“UGA”
Ugamania isn’t reserved for Saturday football game at the University of Georgia, it’s a year round happening. UGA VI assumed the school’s mascot role on September 11 th, 1999 when he replaced his father UGA V in pregame ceremonies at Sanford Stadium. With the long legacy of mascot greatness that has been established at Georgia, UGA VI has big paws to fill.
Before UGA V passed away on November 22, 1999, The solid, white English Bulldog was heralded as the country’s best college mascot in 1997 by Sports Illustrated and was featured on the magazine’s cover for the issue rating America’s Top 50 jock schools.
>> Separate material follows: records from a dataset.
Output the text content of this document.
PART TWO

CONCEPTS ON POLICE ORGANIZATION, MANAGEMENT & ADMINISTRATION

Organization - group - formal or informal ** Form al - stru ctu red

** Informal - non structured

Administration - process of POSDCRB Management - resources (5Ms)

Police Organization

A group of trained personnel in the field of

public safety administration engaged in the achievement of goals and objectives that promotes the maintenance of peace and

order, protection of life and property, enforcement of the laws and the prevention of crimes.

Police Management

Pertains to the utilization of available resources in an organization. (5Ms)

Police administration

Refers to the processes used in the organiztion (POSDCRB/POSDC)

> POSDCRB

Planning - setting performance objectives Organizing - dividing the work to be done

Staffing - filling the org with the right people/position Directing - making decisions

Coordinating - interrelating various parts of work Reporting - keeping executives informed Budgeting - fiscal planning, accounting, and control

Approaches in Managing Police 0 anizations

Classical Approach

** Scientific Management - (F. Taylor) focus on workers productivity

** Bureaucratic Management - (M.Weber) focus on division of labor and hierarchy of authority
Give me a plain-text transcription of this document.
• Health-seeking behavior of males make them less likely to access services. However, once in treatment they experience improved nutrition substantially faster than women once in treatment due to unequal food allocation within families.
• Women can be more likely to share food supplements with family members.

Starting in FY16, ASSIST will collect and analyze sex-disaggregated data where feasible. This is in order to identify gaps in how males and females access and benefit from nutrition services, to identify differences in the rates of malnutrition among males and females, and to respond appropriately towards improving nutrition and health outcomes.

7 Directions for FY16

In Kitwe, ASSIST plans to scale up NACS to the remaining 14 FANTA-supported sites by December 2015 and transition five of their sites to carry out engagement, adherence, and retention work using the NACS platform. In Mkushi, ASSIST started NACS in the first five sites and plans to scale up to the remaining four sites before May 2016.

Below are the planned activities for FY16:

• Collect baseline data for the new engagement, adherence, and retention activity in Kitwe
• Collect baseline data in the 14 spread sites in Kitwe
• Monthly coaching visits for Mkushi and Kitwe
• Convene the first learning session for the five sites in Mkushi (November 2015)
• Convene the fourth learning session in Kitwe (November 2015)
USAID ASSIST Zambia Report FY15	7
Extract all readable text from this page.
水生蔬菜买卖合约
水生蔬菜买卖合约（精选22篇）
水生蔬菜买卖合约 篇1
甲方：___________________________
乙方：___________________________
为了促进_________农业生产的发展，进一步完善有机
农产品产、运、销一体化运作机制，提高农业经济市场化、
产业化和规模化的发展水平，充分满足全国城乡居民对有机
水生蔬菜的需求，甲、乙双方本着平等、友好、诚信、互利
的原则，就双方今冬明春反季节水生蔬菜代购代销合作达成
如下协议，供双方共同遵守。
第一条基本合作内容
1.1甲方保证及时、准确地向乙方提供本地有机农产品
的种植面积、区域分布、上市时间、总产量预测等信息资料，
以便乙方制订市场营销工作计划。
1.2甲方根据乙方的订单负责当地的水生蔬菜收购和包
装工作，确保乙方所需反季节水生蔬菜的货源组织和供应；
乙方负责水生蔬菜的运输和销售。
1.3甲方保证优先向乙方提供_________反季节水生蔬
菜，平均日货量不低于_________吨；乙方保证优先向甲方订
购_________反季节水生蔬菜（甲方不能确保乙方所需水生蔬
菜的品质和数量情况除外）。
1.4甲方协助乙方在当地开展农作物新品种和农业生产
UGA V showed he was much more than a cover boy when he made his big screen debut in the Clint Eastwood directed film “Midnight in the Garden of Good and Evil.” This 1997 film set in Savannah, Georgia, also boasted the talents of former Dawg quarterback Buck Belue. UGA V expressed his apparent knowledge of the heated Georgia-Auburn series, when his actions following an Auburn touchdown had Bulldog fans cheering. This odd time for exuberance resulted from UGA’s attempt to bite the Auburn player as he ran through the end zone.
While howling with delight, Bulldog fans inundated Patricia Miklik, a photographer for the Montgomery Advertiser, with more than 600 photo requests for the photo that she took of the incident in 1996. Once copies were released UGA’s snarling leap became quite a popular Christmas present.
UGA VI, like all of his predecessors, is a white English Bulldog bred through a line leading back to the original UGA born in 1955. The Georgia mascots are all buried in the embankment near the south stands at Sanford Stadium at a site that’s marked by memorials made from Georgia marble.